这里还用到了Base64工具类对字节进行编码和解码。
注意:这类的Base64并不是android.util包下的类
package com.cc.encrypttest;
public final class Base64Utils {
private static final int BASELENGTH = 128;
private static final int LOOKUPLENGTH = 64;
private static final int TWENTYFOURBITGROUP = 24;
private static final int EIGHTBIT = 8;
private static final int SIXTEENBIT = 16;
private static final int FOURBYTE = 4;
private static final int SIGN = -128;
private static char PAD = '=';
private static byte[] base64Alphabet = new byte[BASELENGTH];
private static char[] lookUpBase64Alphabet = new char[LOOKUPLENGTH];
static {
for (int i = 0; i < BASELENGTH; ++i) {
base64Alphabet[i] = -1;
}
for (int i = 'Z'; i >= 'A'; i--) {
base64Alphabet[i] = (byte) (i - 'A');
}
for (int i = 'z'; i >= 'a'; i--) {
base64Alphabet[i] = (byte) (i - 'a' + 26);
}
for (int i = '9'; i >= '0'; i--) {
base64Alphabet[i] = (byte) (i - '0' + 52);
}
base64Alphabet['+'] = 62;
base64Alphabet['/'] = 63;
for (int i = 0; i <= 25; i++) {
lookUpBase64Alphabet[i] = (char) ('A' + i);
}
for (int i = 26, j = 0; i <= 51; i++, j++) {
lookUpBase64Alphabet[i] = (char) ('a' + j);
}
for (int i = 52, j = 0; i <= 61; i++, j++) {
lookUpBase64Alphabet[i] = (char) ('0' + j);
}
lookUpBase64Alphabet[62] = (char) '+';
lookUpBase64Alphabet[63] = (char) '/';
}
private static boolean isWhiteSpace(char octect) {
return (octect == 0x20 || octect == 0xd || octect == 0xa || octect == 0x9);
}
private static boolean isPad(char octect) {
return (octect == PAD);
}
private static boolean isData(char octect) {
return (octect < BASELENGTH && base64Alphabet[octect] != -1);
}
/**
* Encodes hex octects into Base64Utils
*
* @param binaryData
* Array containing binaryData
* @return Encoded Base64Utils array
*/
public static String encode(byte[] binaryData) {
if (binaryData == null) {
return null;
}
int lengthDataBits = binaryData.length * EIGHTBIT;
if (lengthDataBits == 0) {
return "";
}
int fewerThan24bits = lengthDataBits % TWENTYFOURBITGROUP;
int numberTriplets = lengthDataBits / TWENTYFOURBITGROUP;
int numberQuartet = fewerThan24bits != 0 ? numberTriplets + 1
: numberTriplets;
char encodedData[] = null;
encodedData = new char[numberQuartet * 4];
byte k = 0, l = 0, b1 = 0, b2 = 0, b3 = 0;
int encodedIndex = 0;
int dataIndex = 0;
for (int i = 0; i < numberTriplets; i++) {
b1 = binaryData[dataIndex++];
b2 = binaryData[dataIndex++];
b3 = binaryData[dataIndex++];
l = (byte) (b2 & 0x0f);
k = (byte) (b1 & 0x03);
byte val1 = ((b1 & SIGN) == 0) ? (byte) (b1 >> 2)

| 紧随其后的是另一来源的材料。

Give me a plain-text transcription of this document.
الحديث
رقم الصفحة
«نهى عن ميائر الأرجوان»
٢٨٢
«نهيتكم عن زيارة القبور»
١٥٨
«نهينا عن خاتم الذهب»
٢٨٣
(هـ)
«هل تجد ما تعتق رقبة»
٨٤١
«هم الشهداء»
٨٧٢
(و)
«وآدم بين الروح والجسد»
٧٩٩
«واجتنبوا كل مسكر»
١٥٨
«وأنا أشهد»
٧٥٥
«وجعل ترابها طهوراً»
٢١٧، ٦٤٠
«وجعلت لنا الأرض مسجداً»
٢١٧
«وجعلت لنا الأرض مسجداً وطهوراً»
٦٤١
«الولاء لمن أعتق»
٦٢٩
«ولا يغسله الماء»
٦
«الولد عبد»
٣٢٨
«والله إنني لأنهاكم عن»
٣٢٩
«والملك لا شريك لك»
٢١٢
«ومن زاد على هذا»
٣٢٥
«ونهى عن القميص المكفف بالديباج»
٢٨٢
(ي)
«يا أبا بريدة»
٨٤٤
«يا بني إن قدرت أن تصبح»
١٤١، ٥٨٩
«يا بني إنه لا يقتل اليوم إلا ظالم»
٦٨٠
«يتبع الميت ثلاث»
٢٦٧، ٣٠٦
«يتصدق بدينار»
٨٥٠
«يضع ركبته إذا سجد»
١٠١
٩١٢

: (byte) ((b1) >> 2 ^ 0xc0);
byte val2 = ((b2 & SIGN) == 0) ? (byte) (b2 >> 4)
: (byte) ((b2) >> 4 ^ 0xf0);
byte val3 = ((b3 & SIGN) == 0) ? (byte) (b3 >> 6)
: (byte) ((b3) >> 6 ^ 0xfc);
encodedData[encodedIndex++] = lookUpBase64Alphabet[val1];
encodedData[encodedIndex++] = lookUpBase64Alphabet[val2 | (k << 4)];
encodedData[encodedIndex++] = lookUpBase64Alphabet[(l << 2) | val3];
encodedData[encodedIndex++] = lookUpBase64Alphabet[b3 & 0x3f];
}
// form integral number of 6-bit groups
if (fewerThan24bits == EIGHTBIT) {
b1 = binaryData[dataIndex];
k = (byte) (b1 & 0x03);
byte val1 = ((b1 & SIGN) == 0) ? (byte) (b1 >> 2)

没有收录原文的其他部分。